Island Hospital

Despite a loss in revenue and an increase in COVID-19 related expenses this year, Island Hospital remains in a position to move forward with many expansions in services and facilities in 2021.

“The hospital is financially sound, and we will continue to make good decisions on the needs of our patients,” Island Hospital CEO Charles Hall said.

The board last week unanimously approved the 2021 budget and a 1% increase on the levy, which is the maximum raise allowed without voter approval. The coming year’s 1% increase will yield an extra $31,107 from the district, all of which will go toward capital purchases. Funds raised by hospital levies go toward only debt relief or capital investments, such as expansions of equipment and facilities. It does not go toward operating costs or salaries.

COO Elise Cutter said the hospital “does sustain itself for the most part on our patient revenue” and “the increase to the taxpayer will be quite small.” The total projected revenue from taxes on the district for 2021 is about $5.7 million.

The early pandemic shutdown in March led to many of the hospital’s services temporarily closing for over two months, leading to a loss of $4 million in net revenue. Additional costs related to the pandemic, such as extra personal protective equipment, COVID-19 tests and staffing adjustments, swelled to $1.5 million.

“We’ve added screeners and other staff to make sure our patients are safe and our team is safe,” Cutter said.

The pandemic led some people on staff to retire or begin working from home, Hall said.

The hospital has many investments and expansions it is budgeting for 2021.
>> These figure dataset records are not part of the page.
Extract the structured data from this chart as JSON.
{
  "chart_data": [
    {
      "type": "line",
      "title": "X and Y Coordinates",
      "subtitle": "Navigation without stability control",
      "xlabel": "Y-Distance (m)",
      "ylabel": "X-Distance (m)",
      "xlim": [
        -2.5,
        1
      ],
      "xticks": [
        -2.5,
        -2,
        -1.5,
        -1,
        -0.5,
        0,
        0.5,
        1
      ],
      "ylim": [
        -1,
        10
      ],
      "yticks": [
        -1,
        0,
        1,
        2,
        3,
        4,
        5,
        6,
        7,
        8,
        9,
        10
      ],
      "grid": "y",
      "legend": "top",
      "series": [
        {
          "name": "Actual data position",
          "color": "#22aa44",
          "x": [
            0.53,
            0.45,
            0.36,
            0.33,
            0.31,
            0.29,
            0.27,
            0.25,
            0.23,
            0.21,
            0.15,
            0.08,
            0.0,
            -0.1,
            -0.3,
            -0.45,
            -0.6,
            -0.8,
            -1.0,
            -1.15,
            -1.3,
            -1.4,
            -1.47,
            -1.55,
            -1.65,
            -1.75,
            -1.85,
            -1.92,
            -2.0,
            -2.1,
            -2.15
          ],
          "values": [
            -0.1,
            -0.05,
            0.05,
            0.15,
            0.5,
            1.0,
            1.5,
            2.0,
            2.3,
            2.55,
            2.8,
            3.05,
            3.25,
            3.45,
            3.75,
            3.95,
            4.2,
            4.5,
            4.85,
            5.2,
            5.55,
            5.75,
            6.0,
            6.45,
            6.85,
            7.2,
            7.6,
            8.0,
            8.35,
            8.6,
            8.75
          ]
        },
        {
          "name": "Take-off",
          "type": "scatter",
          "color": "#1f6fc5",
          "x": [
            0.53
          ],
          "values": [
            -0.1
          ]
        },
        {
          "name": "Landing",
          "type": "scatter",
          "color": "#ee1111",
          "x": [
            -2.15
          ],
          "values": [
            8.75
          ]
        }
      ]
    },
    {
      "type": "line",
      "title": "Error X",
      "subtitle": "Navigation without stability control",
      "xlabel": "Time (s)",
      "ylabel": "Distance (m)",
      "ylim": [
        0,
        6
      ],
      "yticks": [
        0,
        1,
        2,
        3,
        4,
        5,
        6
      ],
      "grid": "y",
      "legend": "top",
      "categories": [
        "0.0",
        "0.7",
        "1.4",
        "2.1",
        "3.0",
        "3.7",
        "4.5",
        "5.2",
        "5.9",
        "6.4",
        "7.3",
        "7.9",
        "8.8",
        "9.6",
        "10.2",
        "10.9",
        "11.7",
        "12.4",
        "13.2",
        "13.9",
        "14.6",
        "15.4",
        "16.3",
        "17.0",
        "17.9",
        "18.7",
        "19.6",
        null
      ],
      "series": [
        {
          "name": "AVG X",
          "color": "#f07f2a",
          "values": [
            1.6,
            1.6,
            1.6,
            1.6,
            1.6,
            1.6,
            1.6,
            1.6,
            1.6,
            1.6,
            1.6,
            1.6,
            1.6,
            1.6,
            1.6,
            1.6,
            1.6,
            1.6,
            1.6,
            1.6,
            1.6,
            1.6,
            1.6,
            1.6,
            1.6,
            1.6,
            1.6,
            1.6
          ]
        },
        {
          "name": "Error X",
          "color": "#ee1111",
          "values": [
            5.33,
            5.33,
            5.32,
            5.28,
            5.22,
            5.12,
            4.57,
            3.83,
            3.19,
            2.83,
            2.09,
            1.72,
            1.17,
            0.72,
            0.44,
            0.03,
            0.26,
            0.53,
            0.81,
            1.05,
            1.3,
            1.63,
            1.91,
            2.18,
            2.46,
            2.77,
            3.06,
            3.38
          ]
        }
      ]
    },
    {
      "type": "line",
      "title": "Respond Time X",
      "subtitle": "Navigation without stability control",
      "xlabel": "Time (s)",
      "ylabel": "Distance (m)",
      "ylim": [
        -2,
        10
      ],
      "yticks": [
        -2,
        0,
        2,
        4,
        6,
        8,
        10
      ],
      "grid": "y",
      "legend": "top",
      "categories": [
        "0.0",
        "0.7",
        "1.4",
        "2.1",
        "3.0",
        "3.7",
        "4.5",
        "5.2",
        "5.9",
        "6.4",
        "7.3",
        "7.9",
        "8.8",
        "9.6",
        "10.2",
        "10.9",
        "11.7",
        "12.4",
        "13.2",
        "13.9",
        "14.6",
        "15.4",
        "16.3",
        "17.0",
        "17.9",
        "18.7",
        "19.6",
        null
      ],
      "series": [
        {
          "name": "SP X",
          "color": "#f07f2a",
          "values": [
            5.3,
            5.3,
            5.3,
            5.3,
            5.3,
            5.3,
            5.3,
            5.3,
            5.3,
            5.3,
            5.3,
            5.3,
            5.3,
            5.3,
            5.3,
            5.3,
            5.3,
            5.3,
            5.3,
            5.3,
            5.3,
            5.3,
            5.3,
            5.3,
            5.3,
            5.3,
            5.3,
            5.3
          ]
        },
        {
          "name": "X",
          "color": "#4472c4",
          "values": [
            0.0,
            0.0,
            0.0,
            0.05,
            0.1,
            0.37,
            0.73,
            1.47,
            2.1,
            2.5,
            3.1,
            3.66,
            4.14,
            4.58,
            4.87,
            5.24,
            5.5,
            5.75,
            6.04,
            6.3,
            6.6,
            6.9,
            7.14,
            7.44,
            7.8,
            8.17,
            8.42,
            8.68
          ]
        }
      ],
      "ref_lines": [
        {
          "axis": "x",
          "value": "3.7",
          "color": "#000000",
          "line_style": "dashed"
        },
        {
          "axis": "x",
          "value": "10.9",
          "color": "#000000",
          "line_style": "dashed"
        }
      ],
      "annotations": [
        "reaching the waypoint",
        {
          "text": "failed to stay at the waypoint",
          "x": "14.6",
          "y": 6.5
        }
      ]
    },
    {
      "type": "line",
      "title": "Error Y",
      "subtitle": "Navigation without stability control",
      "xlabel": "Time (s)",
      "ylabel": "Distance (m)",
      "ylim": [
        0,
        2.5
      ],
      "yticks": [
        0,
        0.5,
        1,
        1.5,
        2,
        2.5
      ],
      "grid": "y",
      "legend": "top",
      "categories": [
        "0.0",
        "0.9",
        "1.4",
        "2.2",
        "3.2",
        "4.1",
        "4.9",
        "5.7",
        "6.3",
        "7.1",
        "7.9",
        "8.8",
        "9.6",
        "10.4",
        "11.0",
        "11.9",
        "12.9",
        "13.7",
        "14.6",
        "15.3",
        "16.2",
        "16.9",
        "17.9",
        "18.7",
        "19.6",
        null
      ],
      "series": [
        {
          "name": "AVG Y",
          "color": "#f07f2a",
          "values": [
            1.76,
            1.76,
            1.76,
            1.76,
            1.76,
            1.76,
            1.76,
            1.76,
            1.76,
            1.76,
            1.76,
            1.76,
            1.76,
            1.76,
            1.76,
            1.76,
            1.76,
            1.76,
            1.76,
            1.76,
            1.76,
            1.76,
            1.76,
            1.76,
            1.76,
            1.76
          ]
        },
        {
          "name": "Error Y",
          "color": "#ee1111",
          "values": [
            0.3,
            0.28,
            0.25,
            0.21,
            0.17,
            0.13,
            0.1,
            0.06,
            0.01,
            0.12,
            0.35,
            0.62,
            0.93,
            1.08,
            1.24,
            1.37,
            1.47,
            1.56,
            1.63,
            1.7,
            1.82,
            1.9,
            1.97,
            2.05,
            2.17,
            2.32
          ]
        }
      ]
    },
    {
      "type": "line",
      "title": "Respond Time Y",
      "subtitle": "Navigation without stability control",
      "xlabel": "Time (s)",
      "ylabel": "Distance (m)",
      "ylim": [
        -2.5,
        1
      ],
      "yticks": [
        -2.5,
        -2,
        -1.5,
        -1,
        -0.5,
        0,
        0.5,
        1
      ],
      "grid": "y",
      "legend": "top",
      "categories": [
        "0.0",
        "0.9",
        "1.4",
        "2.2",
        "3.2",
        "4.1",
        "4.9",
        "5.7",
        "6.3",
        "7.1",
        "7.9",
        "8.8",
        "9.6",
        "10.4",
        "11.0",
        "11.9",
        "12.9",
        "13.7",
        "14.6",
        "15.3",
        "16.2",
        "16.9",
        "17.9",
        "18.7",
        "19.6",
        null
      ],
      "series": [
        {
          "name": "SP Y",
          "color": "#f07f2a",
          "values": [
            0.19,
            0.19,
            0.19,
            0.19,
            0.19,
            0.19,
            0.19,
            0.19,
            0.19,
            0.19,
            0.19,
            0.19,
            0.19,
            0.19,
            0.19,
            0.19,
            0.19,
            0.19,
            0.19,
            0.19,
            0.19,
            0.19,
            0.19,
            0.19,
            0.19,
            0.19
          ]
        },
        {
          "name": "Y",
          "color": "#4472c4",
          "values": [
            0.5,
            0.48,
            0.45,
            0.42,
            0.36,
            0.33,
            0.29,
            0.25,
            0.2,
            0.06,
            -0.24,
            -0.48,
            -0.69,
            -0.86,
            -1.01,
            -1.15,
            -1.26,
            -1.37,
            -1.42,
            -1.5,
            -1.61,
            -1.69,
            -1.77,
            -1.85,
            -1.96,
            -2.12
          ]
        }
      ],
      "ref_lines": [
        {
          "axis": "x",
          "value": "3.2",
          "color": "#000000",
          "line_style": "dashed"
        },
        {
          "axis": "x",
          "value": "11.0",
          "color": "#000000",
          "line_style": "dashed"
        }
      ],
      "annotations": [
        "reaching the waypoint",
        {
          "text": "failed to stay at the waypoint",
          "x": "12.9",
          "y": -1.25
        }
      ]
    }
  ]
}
It is in the process to bring a tele-ICU physician on staff, a service that Hall said is in high demand, especially with small and rural hospitals. These physicians use cameras to remotely watch ICU patients, monitor vital signs and work with in-house staff. This would be a $650,000, two-year contract, possibly starting in early 2021, Hall said.

The Island Health and Wellness Center is also in the works on Commercial Street, across from the hospital, which “will provide preventative and chronic care education to the community,” Hall said.

The hospital is also looking to open an outpatient procedure center in 2022 to expand its specialty services and reduce operating room congestion. Those could include gastro-intestinal services, eye services, sports and spine, and behavioral health therapies, Hall said.

The hospital is also looking to expand on orthopedics and general surgery, Hall said.